Se lo dije: que la quería y la quiero, que no me lo tomara a mal, que le proponía casarnos, vivir juntos, tener niños, criarlos, hacernos viejos. La sorpresa de mi arranque le encendió el rostro y la vergüenza asomó por su mirada. No respondió, se fue abandonando las flores marchitas en el piso de mosaicos, a un lado del jarrón. Aún recuerdo el ruido de sus pasos al huir de mí, el vuelo de su falda como aleteo de mariposa asustada.
Pero soy paciente y seguí buscándola, haciéndome el encontradizo. Y logré descubrir su amor. Me quiere. Lo adivino por el calor que la recorre hasta calentarle las manos que a toda costa logro rozar; también por el fuego que enciende lumbre en sus pupilas. Me quiere y lo noto en el temblor que su boca no apacigua. Sé que me quiere porque la voz le vibra cuando me habla.

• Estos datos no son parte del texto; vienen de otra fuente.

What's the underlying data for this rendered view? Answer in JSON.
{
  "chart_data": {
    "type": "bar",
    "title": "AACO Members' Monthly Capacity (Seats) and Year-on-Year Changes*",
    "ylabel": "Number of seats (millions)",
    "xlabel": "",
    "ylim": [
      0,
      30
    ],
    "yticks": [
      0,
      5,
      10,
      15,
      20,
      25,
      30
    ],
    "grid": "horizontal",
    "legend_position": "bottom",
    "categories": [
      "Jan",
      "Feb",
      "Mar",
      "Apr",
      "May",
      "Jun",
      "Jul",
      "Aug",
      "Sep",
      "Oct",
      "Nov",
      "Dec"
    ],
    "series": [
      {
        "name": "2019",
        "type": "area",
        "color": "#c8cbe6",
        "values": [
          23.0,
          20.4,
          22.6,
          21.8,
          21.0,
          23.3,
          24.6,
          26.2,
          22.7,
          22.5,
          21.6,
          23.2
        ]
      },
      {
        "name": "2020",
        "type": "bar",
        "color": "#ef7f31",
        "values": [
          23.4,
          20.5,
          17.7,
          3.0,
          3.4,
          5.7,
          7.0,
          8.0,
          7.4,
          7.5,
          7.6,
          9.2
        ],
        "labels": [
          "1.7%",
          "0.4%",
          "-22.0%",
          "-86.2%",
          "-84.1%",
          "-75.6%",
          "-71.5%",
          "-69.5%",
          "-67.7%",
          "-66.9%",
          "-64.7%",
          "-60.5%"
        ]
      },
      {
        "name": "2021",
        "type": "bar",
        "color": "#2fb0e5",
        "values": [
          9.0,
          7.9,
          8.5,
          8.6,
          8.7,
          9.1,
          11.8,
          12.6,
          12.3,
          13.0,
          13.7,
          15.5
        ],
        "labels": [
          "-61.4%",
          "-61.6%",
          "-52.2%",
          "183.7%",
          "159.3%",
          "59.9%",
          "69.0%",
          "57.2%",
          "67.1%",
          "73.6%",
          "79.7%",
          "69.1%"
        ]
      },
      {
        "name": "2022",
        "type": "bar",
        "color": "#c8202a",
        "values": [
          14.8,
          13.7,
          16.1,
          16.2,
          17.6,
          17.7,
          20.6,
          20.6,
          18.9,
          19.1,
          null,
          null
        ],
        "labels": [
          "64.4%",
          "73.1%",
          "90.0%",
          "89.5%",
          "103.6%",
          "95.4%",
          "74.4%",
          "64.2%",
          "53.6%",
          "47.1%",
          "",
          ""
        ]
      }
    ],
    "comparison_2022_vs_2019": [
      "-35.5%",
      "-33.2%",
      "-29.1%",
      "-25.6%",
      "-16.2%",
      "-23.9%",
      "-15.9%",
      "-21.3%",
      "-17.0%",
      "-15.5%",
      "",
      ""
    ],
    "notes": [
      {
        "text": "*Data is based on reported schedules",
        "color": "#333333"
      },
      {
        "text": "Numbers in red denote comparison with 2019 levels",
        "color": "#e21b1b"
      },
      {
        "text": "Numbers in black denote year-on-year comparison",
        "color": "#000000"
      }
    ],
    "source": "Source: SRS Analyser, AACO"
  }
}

Ya no hay más pasillo, la espera acabó, vestida de blanco, la novicia se encuentra frente al altar, dispuesta para casarse con Cristo.
¿Yo?, yo soy el jardinero y el chofer del convento y usé los ahorros de dos años de trabajo para comprar un traje oscuro, una camisa blanca y una corbata fina. No podía presentarme de otra manera a esta ceremonia en la que pierdo a la mujer que amo.